Aynı evdeki yalnızlar
Yapay cihazlarla yalnızlığın yüzde yüz giderilebileceğine inanmıyorum. En azından kişisel tecrübelerim bana bunu söylüyor. Bir nebze olsun sizi sevdiklerinize bağlayabilir. Aileniz ile iletişim kurabilirsiniz, sesli ve görüntülü görüşebilirsiniz, ama yurt dışında asıl ihtiyacınız olan yüz yüze iletişim kurabileceğiniz, duygularını ve hislerini anlayabileceğiniz gerçek bir arkadaştır. Yalnızlığı her ne kadar yabancı öğrenciler üzerinden incelesek de aynı evin içinde yalnızlık çekenleri unutmamak gerekiyor. Elektronik cihazların hiç kullanılmamasını savunmuyorum. Aksine bize sunulan imkânlardan faydalanmalıyız. Sadece özellikle çocuklar için bu tür cihazların kullanılmasında süre kısıtlaması getirilmesi uygun olabilir. Aksi durumda cihazların yarattığı yapay ortamlar sayesinde, gerçek hayattan kopuşlar başlayabiliyor.

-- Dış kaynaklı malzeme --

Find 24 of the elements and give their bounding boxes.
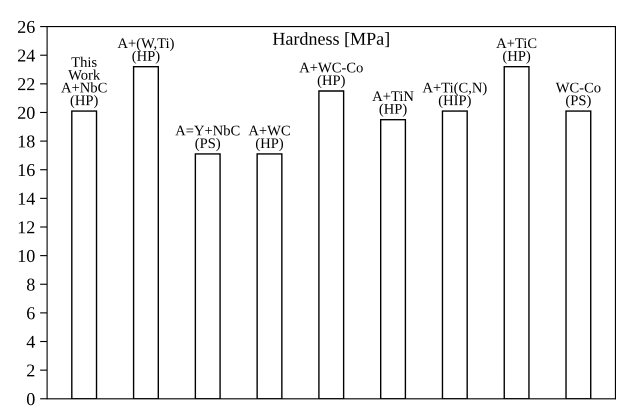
x-tick-label: WC-Co (PS) (556, 82, 600, 108)
y-tick-label: 26 (18, 20, 35, 34)
y-tick-label: 2 (27, 364, 34, 376)
x-tick-label: A+WC-Co (HP) (299, 62, 363, 88)
y-tick-label: 16 (18, 164, 35, 176)
chart-title: Hardness [MPa] (272, 32, 389, 48)
y-tick-label: 22 (18, 78, 34, 90)
y-tick-label: 12 (18, 221, 34, 234)
y-tick-label: 0 (26, 393, 35, 406)
y-tick-label: 6 (27, 307, 35, 320)
x-tick-label: A+(W,Ti) (HP) (118, 38, 174, 64)
y-tick-label: 20 (18, 106, 35, 119)
y-tick-label: 18 (18, 135, 35, 148)
x-tick-label: This Work A+NbC (HP) (61, 56, 107, 108)
y-tick-label: 14 (18, 192, 36, 205)
y-tick-label: 10 (18, 250, 35, 262)
y-tick-label: 4 (26, 336, 36, 348)
x-tick-label: A+Ti(C,N) (HIP) (422, 82, 487, 108)
x-tick-label: A+TiN (HP) (372, 91, 414, 117)
x-tick-label: A+WC (HP) (248, 126, 290, 152)
y-tick-label: 8 (26, 278, 35, 291)
x-tick-label: A+TiC (HP) (496, 38, 536, 64)
y-tick-label: 24 (18, 50, 36, 62)
x-tick-label: A=Y+NbC (PS) (175, 125, 240, 152)
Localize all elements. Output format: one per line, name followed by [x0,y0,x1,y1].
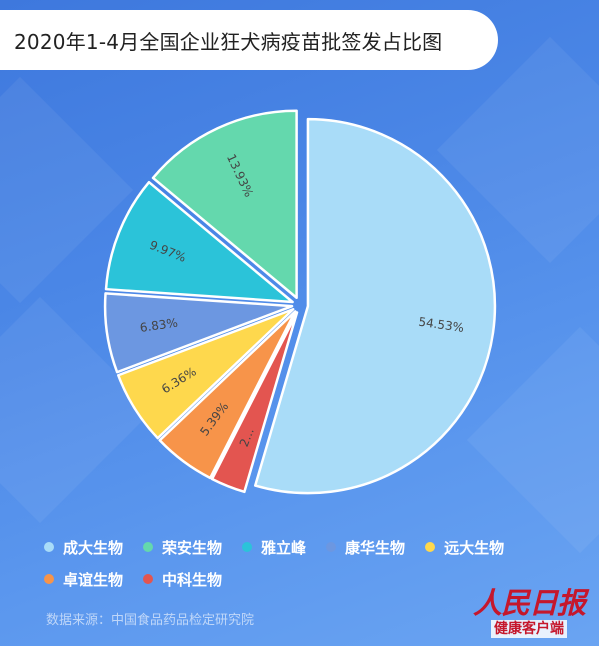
pie-slice [158,310,297,480]
legend-label: 康华生物 [345,538,406,557]
slice-label: 54.53% [418,315,465,335]
legend-swatch [44,542,54,552]
legend-swatch [425,542,436,552]
legend-swatch [143,574,154,584]
legend-item: 卓谊生物 [44,568,123,590]
logo-sub-text: 健康客户端 [491,620,567,638]
data-source-note: 数据来源：中国食品药品检定研究院 [46,613,255,628]
legend-swatch [326,542,337,552]
legend-item: 康华生物 [326,536,405,558]
logo-main-text: 人民日报 [472,586,586,620]
pie-slice [151,109,298,300]
legend-swatch [143,542,154,552]
pie-slice [117,308,295,440]
chart-legend: 成大生物 荣安生物 雅立峰 康华生物 远大生物卓谊生物 中科生物 [44,536,584,590]
legend-label: 成大生物 [63,538,124,557]
slice-label: 2... [237,426,257,449]
title-bar: 2020年1-4月全国企业狂犬病疫苗批签发占比图 [0,10,498,70]
legend-item: 远大生物 [425,536,504,558]
pie-slice [210,311,299,494]
legend-label: 荣安生物 [162,538,223,557]
legend-swatch [242,542,253,552]
slice-label: 6.83% [139,316,179,335]
pie-slice [253,117,497,495]
pie-slice [104,180,294,304]
legend-item: 雅立峰 [242,536,306,558]
pie-slice [103,292,294,374]
legend-item: 成大生物 [44,536,123,558]
legend-label: 卓谊生物 [63,570,124,589]
legend-label: 雅立峰 [261,538,307,557]
chart-title: 2020年1-4月全国企业狂犬病疫苗批签发占比图 [14,29,443,54]
publisher-logo: 人民日报 健康客户端 [470,588,588,638]
legend-swatch [44,574,54,584]
legend-item: 中科生物 [143,568,222,590]
legend-item: 荣安生物 [143,536,222,558]
legend-label: 中科生物 [162,570,223,589]
legend-label: 远大生物 [444,538,505,557]
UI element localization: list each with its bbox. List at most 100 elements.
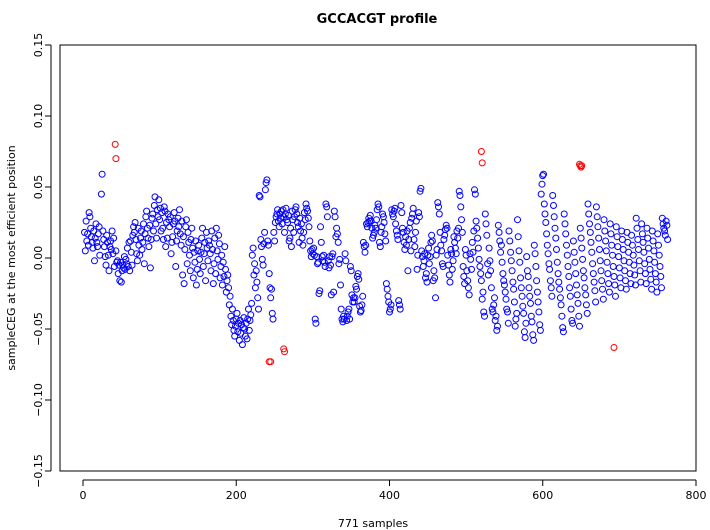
data-point (379, 210, 387, 218)
data-point (621, 267, 629, 275)
data-point (560, 210, 568, 218)
data-point (494, 221, 502, 229)
data-point (661, 227, 669, 235)
data-point (602, 247, 610, 255)
data-point (527, 299, 534, 307)
data-point (250, 271, 258, 279)
data-point (445, 271, 453, 279)
data-point (233, 309, 241, 317)
data-point (292, 203, 300, 211)
data-point (316, 287, 324, 295)
data-point (226, 292, 234, 300)
data-point (415, 213, 423, 221)
data-point (140, 260, 148, 268)
data-point (306, 237, 314, 245)
data-point (639, 238, 647, 246)
data-point (522, 319, 530, 327)
x-tick-label: 600 (532, 489, 553, 502)
data-point (476, 263, 484, 270)
data-point (412, 228, 419, 236)
data-point (652, 278, 660, 286)
data-point (651, 258, 659, 266)
data-point (449, 257, 457, 265)
data-point (456, 192, 464, 199)
data-point (554, 270, 562, 278)
data-point (308, 246, 316, 253)
data-point (181, 246, 189, 253)
data-point (457, 203, 465, 211)
data-point (392, 220, 400, 228)
data-point (605, 280, 613, 288)
data-point (188, 224, 196, 232)
data-point (196, 270, 204, 278)
data-point (622, 277, 629, 285)
data-point (238, 341, 246, 349)
data-point (487, 284, 495, 292)
data-point (173, 237, 180, 245)
data-point (411, 243, 419, 251)
data-point (422, 270, 430, 278)
data-point (304, 214, 312, 222)
data-point (591, 287, 599, 295)
data-point (499, 270, 507, 278)
data-point (583, 309, 591, 317)
data-point (648, 227, 656, 235)
data-point (215, 240, 223, 248)
data-point (337, 281, 344, 289)
data-point (586, 228, 594, 236)
data-point (202, 277, 210, 285)
data-point (153, 234, 160, 242)
data-point (204, 257, 212, 265)
data-point (430, 267, 438, 275)
data-point (605, 288, 613, 296)
data-point (361, 248, 369, 256)
data-point (248, 251, 256, 259)
data-point (485, 244, 493, 252)
data-point (95, 223, 103, 231)
data-point (612, 292, 619, 300)
x-tick-label: 200 (226, 489, 247, 502)
data-point (518, 292, 526, 300)
data-point (412, 217, 420, 225)
data-point (89, 244, 97, 252)
data-point (516, 258, 524, 266)
data-point (335, 260, 343, 268)
data-point (287, 224, 295, 232)
data-point (178, 217, 186, 225)
outlier-point (477, 148, 485, 155)
data-point (82, 217, 90, 225)
data-point (287, 243, 295, 251)
data-point (512, 315, 520, 323)
data-point (464, 284, 472, 292)
data-point (471, 190, 479, 198)
data-point (514, 233, 522, 241)
data-point (635, 246, 642, 253)
data-point (467, 255, 475, 263)
data-point (98, 170, 106, 178)
data-point (565, 273, 573, 280)
data-point (262, 179, 270, 187)
data-point (94, 243, 101, 251)
data-point (533, 288, 541, 296)
data-point (480, 308, 488, 316)
data-point (228, 321, 236, 329)
data-point (484, 271, 492, 279)
data-point (323, 213, 331, 221)
data-point (527, 312, 535, 320)
x-axis: 0 200 400 600 800 (79, 479, 707, 502)
data-point (530, 241, 538, 249)
data-point (543, 241, 551, 249)
data-point (629, 251, 637, 259)
data-point (159, 236, 167, 243)
data-point (254, 294, 262, 302)
data-point (576, 224, 584, 232)
data-point (507, 248, 515, 256)
data-point (428, 237, 436, 245)
x-tick-label: 400 (379, 489, 400, 502)
data-point (618, 236, 626, 243)
data-point (662, 217, 670, 225)
data-point (648, 285, 656, 293)
data-point (626, 270, 634, 278)
data-point (337, 305, 345, 313)
data-point (186, 267, 194, 275)
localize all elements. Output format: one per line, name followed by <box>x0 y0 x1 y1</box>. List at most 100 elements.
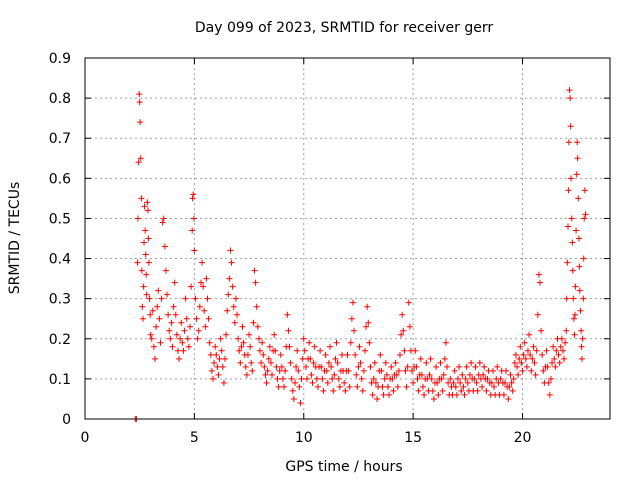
data-point <box>285 327 292 334</box>
data-point <box>162 267 169 274</box>
data-point <box>278 363 285 370</box>
data-point <box>263 379 270 386</box>
data-point <box>380 391 387 398</box>
data-point <box>349 299 356 306</box>
data-point <box>260 351 267 358</box>
data-point <box>149 307 156 314</box>
data-point <box>400 327 407 334</box>
data-point <box>522 355 529 362</box>
data-point <box>310 359 317 366</box>
data-point <box>568 215 575 222</box>
data-point <box>142 251 149 258</box>
data-point <box>574 139 581 146</box>
data-point <box>534 311 541 318</box>
x-tick-label: 0 <box>81 430 90 446</box>
data-point <box>456 363 463 370</box>
data-point <box>358 375 365 382</box>
data-point <box>423 359 430 366</box>
data-point <box>427 355 434 362</box>
data-point <box>200 283 207 290</box>
data-point <box>533 347 540 354</box>
data-point <box>231 319 238 326</box>
data-point <box>236 347 243 354</box>
data-point <box>317 347 324 354</box>
data-point <box>567 123 574 130</box>
data-point <box>197 279 204 286</box>
data-point <box>208 367 215 374</box>
data-point <box>508 379 515 386</box>
data-point <box>381 375 388 382</box>
data-point <box>569 239 576 246</box>
data-point <box>333 339 340 346</box>
data-point <box>292 379 298 386</box>
data-point <box>384 383 391 390</box>
data-point <box>515 371 522 378</box>
data-point <box>306 339 313 346</box>
data-point <box>145 259 152 266</box>
data-point <box>414 375 421 382</box>
data-point <box>252 279 259 286</box>
data-point <box>145 207 151 214</box>
data-point <box>377 351 384 358</box>
data-point <box>581 215 588 222</box>
data-point <box>207 351 214 358</box>
data-point <box>296 383 303 390</box>
data-point <box>527 351 534 358</box>
data-point <box>413 363 420 370</box>
x-axis-title: GPS time / hours <box>285 459 402 475</box>
y-tick-label: 0.7 <box>49 131 71 147</box>
data-point <box>327 343 333 350</box>
data-point <box>426 371 433 378</box>
data-point <box>564 259 571 266</box>
data-point <box>479 383 486 390</box>
data-point <box>563 327 570 334</box>
data-point <box>462 375 469 382</box>
data-point <box>539 351 546 358</box>
data-point <box>136 99 143 106</box>
data-point <box>369 391 376 398</box>
data-point <box>139 303 146 310</box>
data-point <box>137 119 144 126</box>
data-point <box>300 335 307 342</box>
data-point <box>262 371 269 378</box>
data-point <box>366 339 373 346</box>
data-point <box>403 383 410 390</box>
data-point <box>519 367 526 374</box>
data-point <box>247 343 254 350</box>
data-point <box>345 367 352 374</box>
data-point <box>274 375 281 382</box>
data-point <box>182 295 189 302</box>
data-point <box>347 339 354 346</box>
data-point <box>370 375 377 382</box>
data-point <box>184 335 191 342</box>
data-point <box>271 331 278 338</box>
data-point <box>452 383 459 390</box>
data-point <box>383 371 390 378</box>
data-point <box>476 359 483 366</box>
data-point <box>346 383 353 390</box>
data-point <box>357 359 364 366</box>
data-point <box>308 371 315 378</box>
data-point <box>451 367 458 374</box>
data-point <box>500 391 507 398</box>
data-point <box>177 335 184 342</box>
data-point <box>419 383 426 390</box>
data-point <box>406 323 413 330</box>
data-point <box>195 327 202 334</box>
data-point <box>324 379 331 386</box>
data-point <box>480 371 487 378</box>
data-point <box>549 359 556 366</box>
data-point <box>388 363 395 370</box>
data-point <box>580 255 587 262</box>
data-point <box>571 331 578 338</box>
data-point <box>582 211 589 218</box>
data-point <box>154 303 161 310</box>
data-point <box>157 339 164 346</box>
axis-ticks: 0 0.1 0.2 0.3 0.4 0.5 0.6 0.7 0.8 0.9 0 5 10 15 20 <box>49 51 610 446</box>
data-point <box>559 347 566 354</box>
data-point <box>530 343 537 350</box>
data-point <box>569 267 576 274</box>
data-points <box>132 87 589 422</box>
data-point <box>311 343 318 350</box>
data-point <box>141 203 148 210</box>
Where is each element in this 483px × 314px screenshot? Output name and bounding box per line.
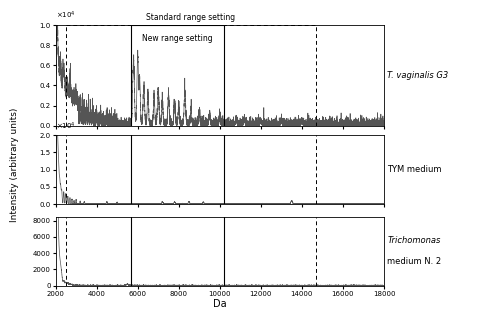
Text: TYM medium: TYM medium (387, 165, 442, 174)
Text: $\times10^4$: $\times10^4$ (56, 121, 75, 132)
Text: Standard range setting: Standard range setting (146, 13, 236, 22)
Text: Trichomonas: Trichomonas (387, 236, 440, 245)
Text: $\times10^4$: $\times10^4$ (56, 10, 75, 21)
Text: medium N. 2: medium N. 2 (387, 257, 441, 266)
Text: New range setting: New range setting (142, 34, 213, 43)
Text: Intensity (arbitrary units): Intensity (arbitrary units) (10, 108, 19, 222)
Text: T. vaginalis G3: T. vaginalis G3 (387, 71, 449, 80)
X-axis label: Da: Da (213, 299, 227, 309)
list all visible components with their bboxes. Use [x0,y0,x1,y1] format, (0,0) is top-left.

Sosyalleşeyim derken yalnızlaşmayın
Tabii ki ailesinden uzak olan yalnız bireyler için internet ilk zamanlar önemli bir boşluğu doldurur. Bir süre sonra ise bunun yerini gerçek arkadaşlar alması gerekiyor ki “elektronik yalnızlığa” doğru gidilmesin. Dolayısıyla dengeli ve sağlıklı bir yaşam için sosyal ağları ihtiyacımız kadar kullanıp, bu ortamların bağımlısı olmamalıyız. Böylece yaşamımızdaki iletişimin de öldürülmesine izin vermemiş oluruz. Bizi sosyalleştirmesini istediğimiz sosyal ağlar, bireyleri dijital bir yalnızlığa doğru götürebiliyor. İlk başlarda yalnızlık, sosyalleşme ve can sıkıntısı gibi duygularımızı tatmin etse de sonrasında bağımlılık yaratıp, bilgisayar başında uzun süreler geçirmeye başlıyoruz. Böylece asıl yalnızlaşmayı bilgisayarın karşısında elektronik ortamda yaşıyoruz.






AYNI EVDEKİ YALNIZLAR: Elektronik cihazlar bireyler tarafından eğlence, haber, araştırma, sosyalleşme amacıyla kullanılırken, aynı zamanda yüz yüze iletişimi de olumsuz yönde etkiliyor.